Irrespective of the many other similarities, however, the American political system favors Trump far more than the British system favored Johnson. Johnson’s gambit fell first to the tender mercies of his fellow Conservative MPs, many of whom openly announced that they would never again support him. That alone is unthinkable in today’s Republican Party, where to oppose Trump is practically an act of political suicide. Of the ten Republican congressmen who voted in favor of his second impeachment, eight were either defeated in their primary elections this year or decided not to run for reelection at all. The rest of the congressional GOP strongly covets Trump’s support and endorsements, which succeeded in over 90 percent of 2022 primary contests. His only credible potential opponent for the 2024 nomination, Florida Governor Ron DeSantis, is a Trump protégé who agrees with the former president on every issue of importance, even if they keep a certain distance from each other.

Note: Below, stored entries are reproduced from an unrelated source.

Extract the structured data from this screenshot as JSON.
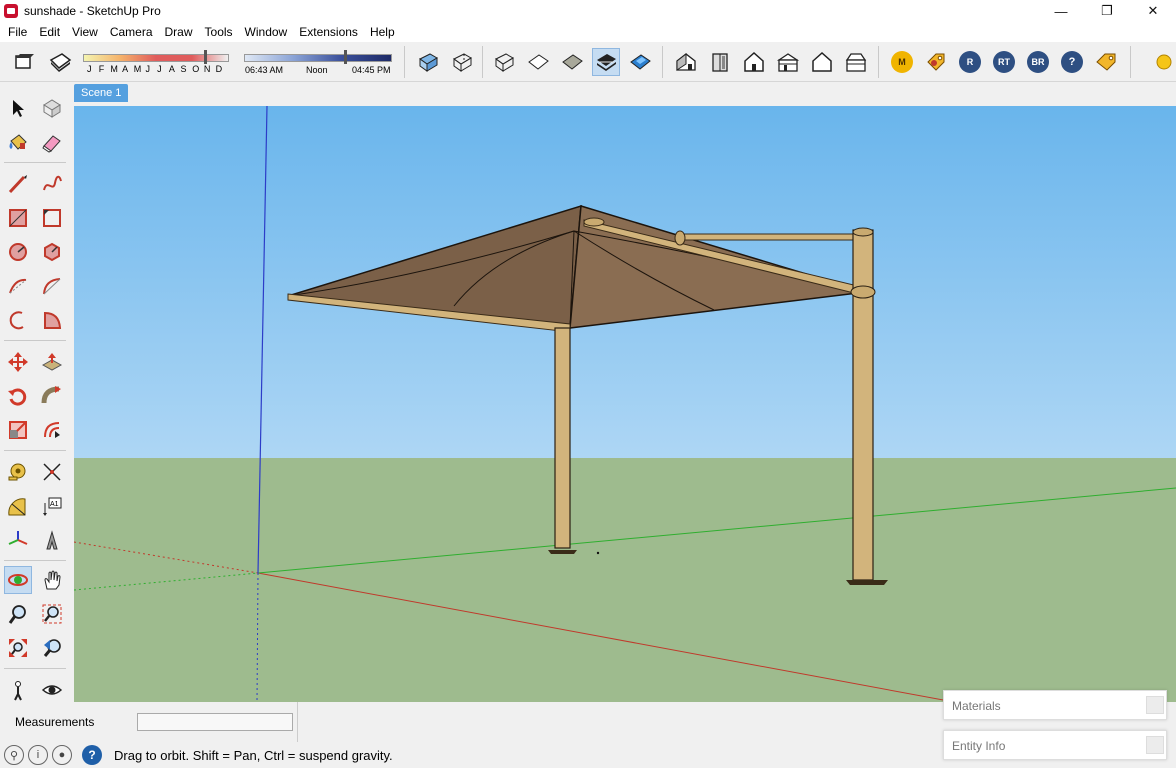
{
  "window": {
    "title": "sunshade - SketchUp Pro",
    "minimize_glyph": "—",
    "restore_glyph": "❐",
    "close_glyph": "✕"
  },
  "menu": [
    "File",
    "Edit",
    "View",
    "Camera",
    "Draw",
    "Tools",
    "Window",
    "Extensions",
    "Help"
  ],
  "shadows": {
    "months": [
      "J",
      "F",
      "M",
      "A",
      "M",
      "J",
      "J",
      "A",
      "S",
      "O",
      "N",
      "D"
    ],
    "time_start": "06:43 AM",
    "time_mid": "Noon",
    "time_end": "04:45 PM"
  },
  "extension_buttons": [
    "M",
    "R",
    "RT",
    "BR",
    "?"
  ],
  "scene": {
    "tab": "Scene 1"
  },
  "measurements": {
    "label": "Measurements",
    "value": ""
  },
  "status": {
    "text": "Drag to orbit. Shift = Pan, Ctrl = suspend gravity."
  },
  "tray": {
    "materials": "Materials",
    "entity_info": "Entity Info"
  },
  "colors": {
    "accent": "#55a0df",
    "sky": "#69b5ec",
    "ground": "#9ebb8e",
    "canopy": "#7b6048",
    "post": "#d2b47c",
    "axis_red": "#c0392b",
    "axis_green": "#2fae2f",
    "axis_blue": "#2c3cc8"
  }
}
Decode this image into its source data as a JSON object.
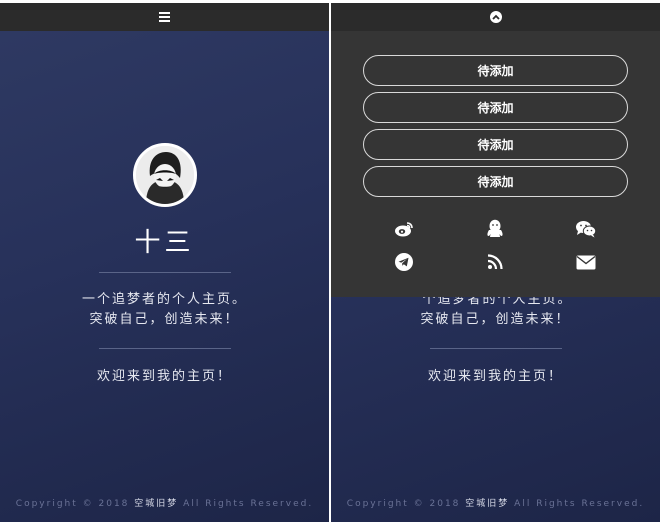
{
  "left": {
    "profile_name": "十三",
    "intro_line1": "一个追梦者的个人主页。",
    "intro_line2": "突破自己，创造未来！",
    "welcome": "欢迎来到我的主页！",
    "footer": {
      "copyright": "Copyright © 2018",
      "owner": "空城旧梦",
      "rights": "All Rights Reserved."
    }
  },
  "right": {
    "intro_line1_partial": "个追梦者的个人主页。",
    "intro_line2": "突破自己，创造未来！",
    "welcome": "欢迎来到我的主页！",
    "footer": {
      "copyright": "Copyright © 2018",
      "owner": "空城旧梦",
      "rights": "All Rights Reserved."
    },
    "menu": {
      "buttons": [
        {
          "label": "待添加"
        },
        {
          "label": "待添加"
        },
        {
          "label": "待添加"
        },
        {
          "label": "待添加"
        }
      ],
      "social_icons": [
        "weibo-icon",
        "qq-icon",
        "wechat-icon",
        "telegram-icon",
        "rss-icon",
        "mail-icon"
      ]
    }
  },
  "colors": {
    "topbar": "#2b2b2b",
    "dropdown_bg": "#353535",
    "gradient_top": "#2f3a63",
    "gradient_bottom": "#1d2547",
    "text": "#ffffff"
  }
}
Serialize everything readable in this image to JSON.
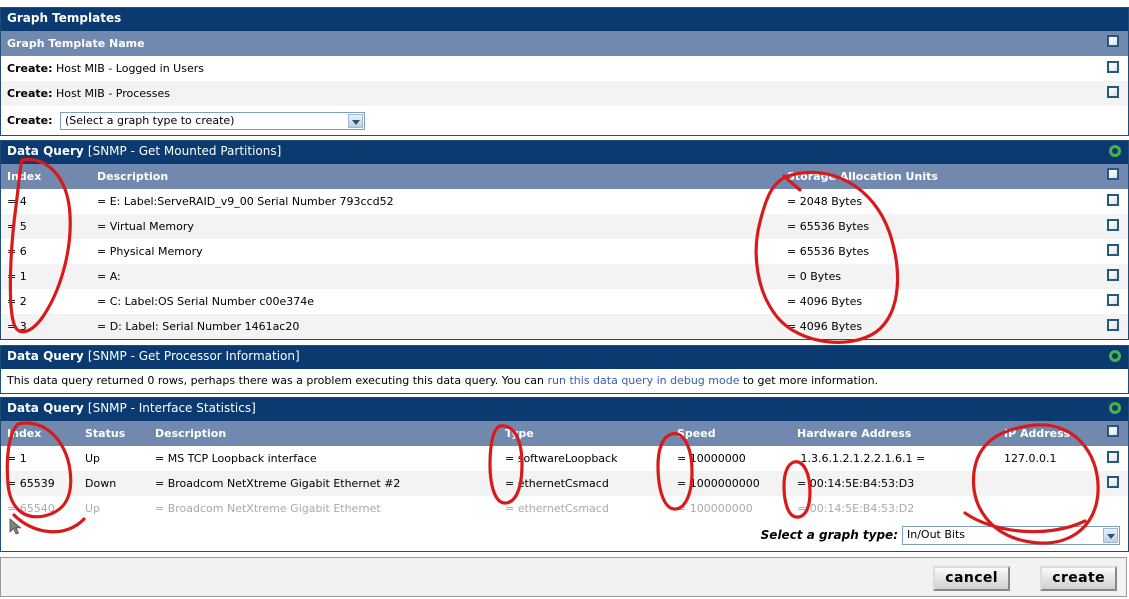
{
  "colors": {
    "bar": "#0a3a70",
    "colhead": "#7189ae",
    "link": "#3f5ba8",
    "green_icon": "#46b446",
    "annotation": "#d81a1a"
  },
  "graph_templates": {
    "title": "Graph Templates",
    "column_header": "Graph Template Name",
    "rows": [
      {
        "prefix": "Create:",
        "name": "Host MIB - Logged in Users"
      },
      {
        "prefix": "Create:",
        "name": "Host MIB - Processes"
      }
    ],
    "create_row": {
      "prefix": "Create:",
      "select_value": "(Select a graph type to create)"
    }
  },
  "data_queries": [
    {
      "title_label": "Data Query",
      "title_name": "[SNMP - Get Mounted Partitions]",
      "has_rows": true,
      "columns": [
        "Index",
        "Description",
        "Storage Allocation Units"
      ],
      "rows": [
        {
          "index": "= 4",
          "description": "= E: Label:ServeRAID_v9_00 Serial Number 793ccd52",
          "units": "= 2048 Bytes",
          "checkbox": true,
          "disabled": false
        },
        {
          "index": "= 5",
          "description": "= Virtual Memory",
          "units": "= 65536 Bytes",
          "checkbox": true,
          "disabled": false
        },
        {
          "index": "= 6",
          "description": "= Physical Memory",
          "units": "= 65536 Bytes",
          "checkbox": true,
          "disabled": false
        },
        {
          "index": "= 1",
          "description": "= A:",
          "units": "= 0 Bytes",
          "checkbox": true,
          "disabled": false
        },
        {
          "index": "= 2",
          "description": "= C: Label:OS Serial Number c00e374e",
          "units": "= 4096 Bytes",
          "checkbox": true,
          "disabled": false
        },
        {
          "index": "= 3",
          "description": "= D: Label: Serial Number 1461ac20",
          "units": "= 4096 Bytes",
          "checkbox": true,
          "disabled": false
        }
      ]
    },
    {
      "title_label": "Data Query",
      "title_name": "[SNMP - Get Processor Information]",
      "has_rows": false,
      "message_before": "This data query returned 0 rows, perhaps there was a problem executing this data query. You can ",
      "message_link": "run this data query in debug mode",
      "message_after": " to get more information."
    },
    {
      "title_label": "Data Query",
      "title_name": "[SNMP - Interface Statistics]",
      "has_rows": true,
      "columns": [
        "Index",
        "Status",
        "Description",
        "Type",
        "Speed",
        "Hardware Address",
        "IP Address"
      ],
      "rows": [
        {
          "index": "= 1",
          "status": "Up",
          "description": "= MS TCP Loopback interface",
          "type": "= softwareLoopback",
          "speed": "= 10000000",
          "hardware_address": ".1.3.6.1.2.1.2.2.1.6.1 =",
          "ip_address": "127.0.0.1",
          "checkbox": true,
          "disabled": false
        },
        {
          "index": "= 65539",
          "status": "Down",
          "description": "= Broadcom NetXtreme Gigabit Ethernet #2",
          "type": "= ethernetCsmacd",
          "speed": "= 1000000000",
          "hardware_address": "= 00:14:5E:B4:53:D3",
          "ip_address": "",
          "checkbox": true,
          "disabled": false
        },
        {
          "index": "= 65540",
          "status": "Up",
          "description": "= Broadcom NetXtreme Gigabit Ethernet",
          "type": "= ethernetCsmacd",
          "speed": "= 100000000",
          "hardware_address": "= 00:14:5E:B4:53:D2",
          "ip_address": "",
          "checkbox": false,
          "disabled": true
        }
      ],
      "footer": {
        "label": "Select a graph type:",
        "select_value": "In/Out Bits"
      }
    }
  ],
  "buttons": {
    "cancel": "cancel",
    "create": "create"
  },
  "icons": {
    "green_ring": "green-ring-icon",
    "dropdown_arrow": "chevron-down-icon",
    "cursor": "mouse-cursor"
  }
}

Johnson’s parliamentary Conservative detractors spend a lot of time in London, where they are more vulnerable to lobbying, leftist urban sensibilities, and other pressures. Republicans submerged in the Washington swamp have the same problem, but Trump’s nomination does not depend on them in almost any way. It is in the American heartland where his future will be decided. Almost all internal party polls show Trump as the Republicans’ clear favorite for 2024, with DeSantis, who has also not declared his candidacy, trailing by margins of 20 to 30 points. The Never Trumper position has become so dire that many urban Republicans who hold it now openly favor the Democrats, or have actually become Democrats.
Anti-Johnson Tories have no similar temptation to leave their party or moan that their party left them. Their structural strength in Westminster leaves them with no reason to. As their spiritual forefathers did to Margaret Thatcher in 1990, they have used their procedural power to force a moderate alternative on the Conservative rank-and-file, whose resentment of the metropolitan elite will only grow. The new prime minister’s pro-tax policies and anti-tax family history probably won’t help him succeed in a UK facing a recession. Whereas for Trump, as the world already knows, it’s all about winning.